How to evaluate and deploy an XDR platform
Not all extended detection and response platforms are created equal. Don't take the XDR plunge before knowing exactly what to look for in an XDR platform.
IT security detection and response platforms take many forms. Examples include endpoint detection and response, network detection and response, and threat detection and response. Extended detection and response is a newer entrant to the category, bundling many threat detection features into a single cybersecurity platform.

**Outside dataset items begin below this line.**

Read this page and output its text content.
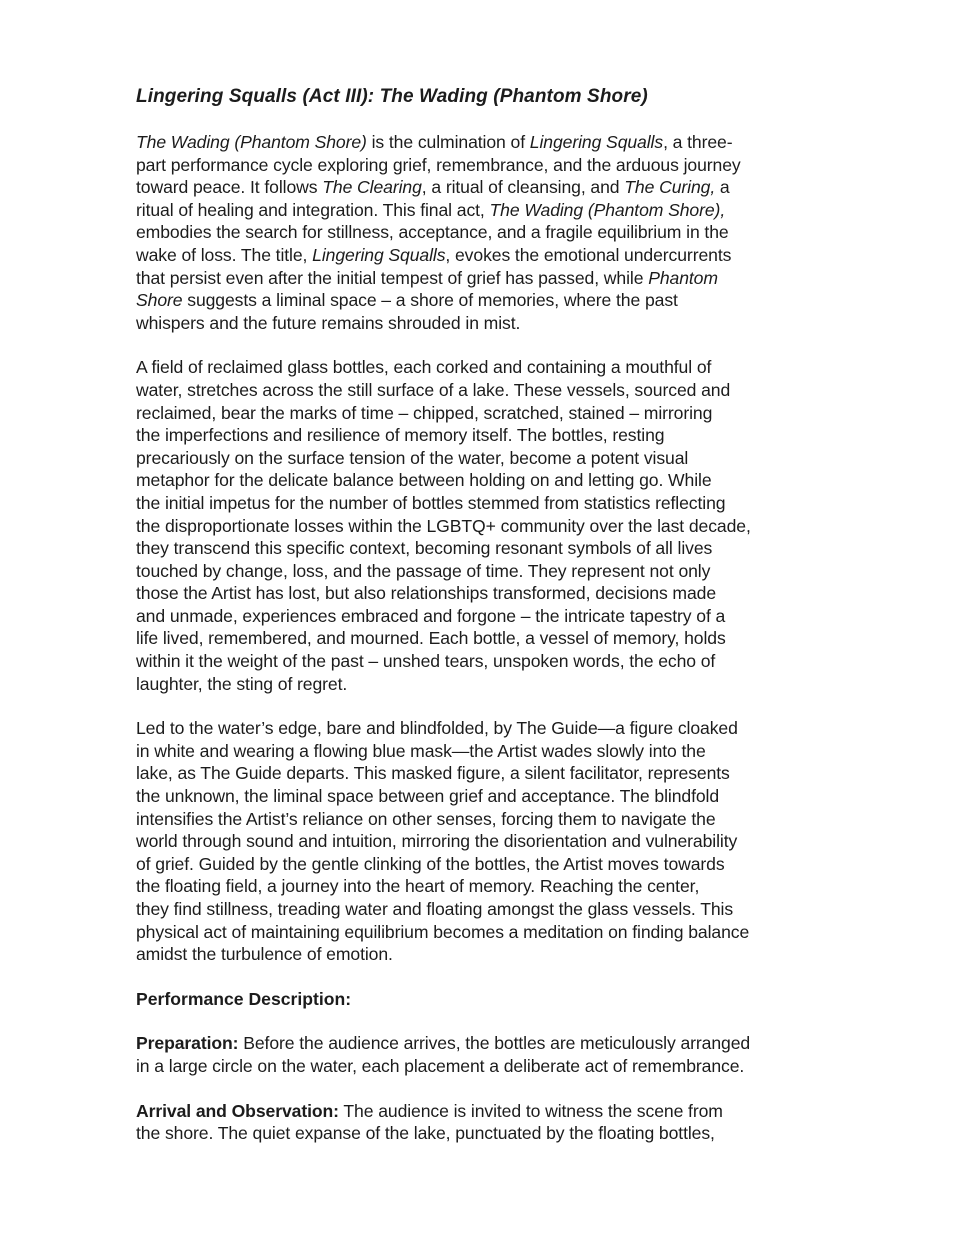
Lingering Squalls (Act III): The Wading (Phantom Shore)
The Wading (Phantom Shore) is the culmination of Lingering Squalls, a three-
part performance cycle exploring grief, remembrance, and the arduous journey
toward peace. It follows The Clearing, a ritual of cleansing, and The Curing, a
ritual of healing and integration. This final act, The Wading (Phantom Shore),
embodies the search for stillness, acceptance, and a fragile equilibrium in the
wake of loss. The title, Lingering Squalls, evokes the emotional undercurrents
that persist even after the initial tempest of grief has passed, while Phantom
Shore suggests a liminal space – a shore of memories, where the past
whispers and the future remains shrouded in mist.
A field of reclaimed glass bottles, each corked and containing a mouthful of
water, stretches across the still surface of a lake. These vessels, sourced and
reclaimed, bear the marks of time – chipped, scratched, stained – mirroring
the imperfections and resilience of memory itself. The bottles, resting
precariously on the surface tension of the water, become a potent visual
metaphor for the delicate balance between holding on and letting go. While
the initial impetus for the number of bottles stemmed from statistics reflecting
the disproportionate losses within the LGBTQ+ community over the last decade,
they transcend this specific context, becoming resonant symbols of all lives
touched by change, loss, and the passage of time. They represent not only
those the Artist has lost, but also relationships transformed, decisions made
and unmade, experiences embraced and forgone – the intricate tapestry of a
life lived, remembered, and mourned. Each bottle, a vessel of memory, holds
within it the weight of the past – unshed tears, unspoken words, the echo of
laughter, the sting of regret.
Led to the water’s edge, bare and blindfolded, by The Guide—a figure cloaked
in white and wearing a flowing blue mask—the Artist wades slowly into the
lake, as The Guide departs. This masked figure, a silent facilitator, represents
the unknown, the liminal space between grief and acceptance. The blindfold
intensifies the Artist’s reliance on other senses, forcing them to navigate the
world through sound and intuition, mirroring the disorientation and vulnerability
of grief. Guided by the gentle clinking of the bottles, the Artist moves towards
the floating field, a journey into the heart of memory. Reaching the center,
they find stillness, treading water and floating amongst the glass vessels. This
physical act of maintaining equilibrium becomes a meditation on finding balance
amidst the turbulence of emotion.
Performance Description:
Preparation: Before the audience arrives, the bottles are meticulously arranged
in a large circle on the water, each placement a deliberate act of remembrance.
Arrival and Observation: The audience is invited to witness the scene from
the shore. The quiet expanse of the lake, punctuated by the floating bottles,
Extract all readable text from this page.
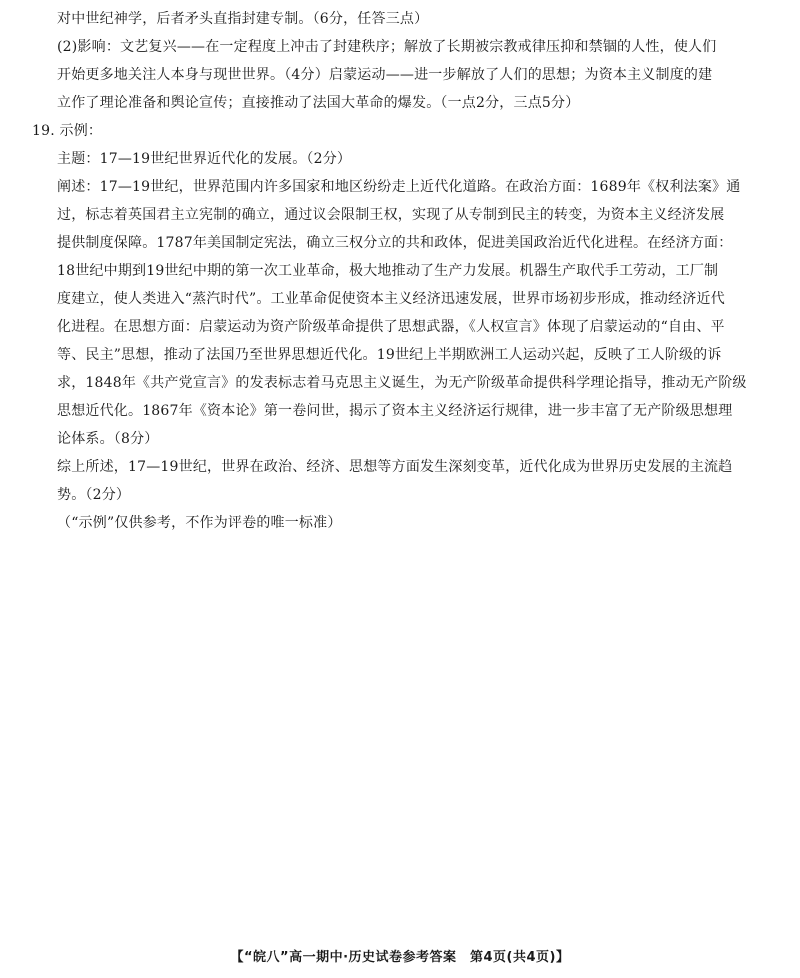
对中世纪神学，后者矛头直指封建专制。（6分，任答三点）
(2)影响：文艺复兴——在一定程度上冲击了封建秩序；解放了长期被宗教戒律压抑和禁锢的人性，使人们
开始更多地关注人本身与现世世界。（4分）启蒙运动——进一步解放了人们的思想；为资本主义制度的建
立作了理论准备和舆论宣传；直接推动了法国大革命的爆发。（一点2分，三点5分）
19. 示例：
主题：17—19世纪世界近代化的发展。（2分）
阐述：17—19世纪，世界范围内许多国家和地区纷纷走上近代化道路。在政治方面：1689年《权利法案》通
过，标志着英国君主立宪制的确立，通过议会限制王权，实现了从专制到民主的转变，为资本主义经济发展
提供制度保障。1787年美国制定宪法，确立三权分立的共和政体，促进美国政治近代化进程。在经济方面：
18世纪中期到19世纪中期的第一次工业革命，极大地推动了生产力发展。机器生产取代手工劳动，工厂制
度建立，使人类进入“蒸汽时代”。工业革命促使资本主义经济迅速发展，世界市场初步形成，推动经济近代
化进程。在思想方面：启蒙运动为资产阶级革命提供了思想武器，《人权宣言》体现了启蒙运动的“自由、平
等、民主”思想，推动了法国乃至世界思想近代化。19世纪上半期欧洲工人运动兴起，反映了工人阶级的诉
求，1848年《共产党宣言》的发表标志着马克思主义诞生，为无产阶级革命提供科学理论指导，推动无产阶级
思想近代化。1867年《资本论》第一卷问世，揭示了资本主义经济运行规律，进一步丰富了无产阶级思想理
论体系。（8分）
综上所述，17—19世纪，世界在政治、经济、思想等方面发生深刻变革，近代化成为世界历史发展的主流趋
势。（2分）
（“示例”仅供参考，不作为评卷的唯一标准）
【“皖八”高一期中·历史试卷参考答案　第4页(共4页)】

Before running out and adopting the latest cybersecurity buzzword, learn what XDR is and what features to look for when evaluating an XDR product.
What is XDR?
XDR is a SaaS-based security monitoring platform that sources and analyzes relevant endpoint, server, network and cloud workload data to identify advanced threats. An extension of endpoint detection and response, the hope is that an XDR platform collects more threat data than its EDR predecessors to provide a more complete picture of threats.
XDR systems perform the following tasks:
- Collect threat telemetry data from at least two -- and usually more -- sources. This includes data sourced from endpoints, servers, network firewalls and third-party global threat detection services.
- Analyze data and use machine learning engines to develop a baseline for "normal" behavior. Once completed, data is continuously monitored and analyzed to identify anomalies in user, device and service behavior that could indicate a cybersecurity threat.
- Conduct actions if an anomaly is detected. Using AI, an XDR platform can help do the following:
- formulate the impact of the security event across the entire corporate network;
- calculate a specific threat level;
- conduct AI-backed root cause analysis; and
- provide threat remediation steps.
Differences to consider when assessing XDR platforms
While commercially available XDR platforms use similar architectures and processes, there are distinct differences to know before making a purchase decision. For one, not all XDR products collect data from the same devices or components at the same level. One XDR platform may rely more heavily on endpoint detection data, for example, while another may put more stock into collecting data as it traverses the network.
Choosing which XDR product best fits an organization's need depends on several factors, including the following:
- the extent that users are geographically distributed;
- where applications, data and servers reside, such as on premises or in the cloud; and
- whether sensitive corporate data traverses untrusted networks, such as the internet.
The next aspect to consider is who at the XDR vendor handles threat intelligence and hunting using external threat data and if they are proactive enough. Most enterprise-grade XDR platforms use their own in-house threat detection teams to identify new or emerging threats. For example, Cisco relies on its Talos Intelligence Group to identify global emerging threats, while VMware uses its Carbon Black Threat Analysis Unit.
Threat intelligence information gathered by these groups can be used to automatically create security policies that are then pushed to customer security tools. The ability for these teams to rapidly identify threats and create a policy is a critical factor for zero-day exploits.
The AI capabilities integrated into an XDR platform can also vary significantly from one product to the next. Some XDR platforms relegate AI for threat identification and the overall reduction of false positives. Others use AI for root cause analysis and remediation information to reduce the time spent investigating, containing and eliminating an existing threat.
XDR platform deployment and operation tips
Careful consideration must also be made when planning an XDR rollout. For example, it's important to quantify how much log and telemetry data will be collected and how long data must be stored. This will help determine the amount of storage space the XDR platform needs, as well as the bandwidth that will be consumed across LANs, WANs and cloud connections to send data to an XDR data collection agent.
XDR projects should use a phased rollout approach. Instead of deploying XDR data collection services across all endpoints, servers and clouds, start with a subset of one of these categories. Learn the ins and outs of the platform prior to rolling out to other device and network types. This helps ensure the integration does not accidently affect business operations.
An XDR platform must have sufficient time to baseline data flow behavior to accurately detect security anomalies. Cutting this baseline time short often leads to a slew of false positive and misdiagnosed events -- be patient.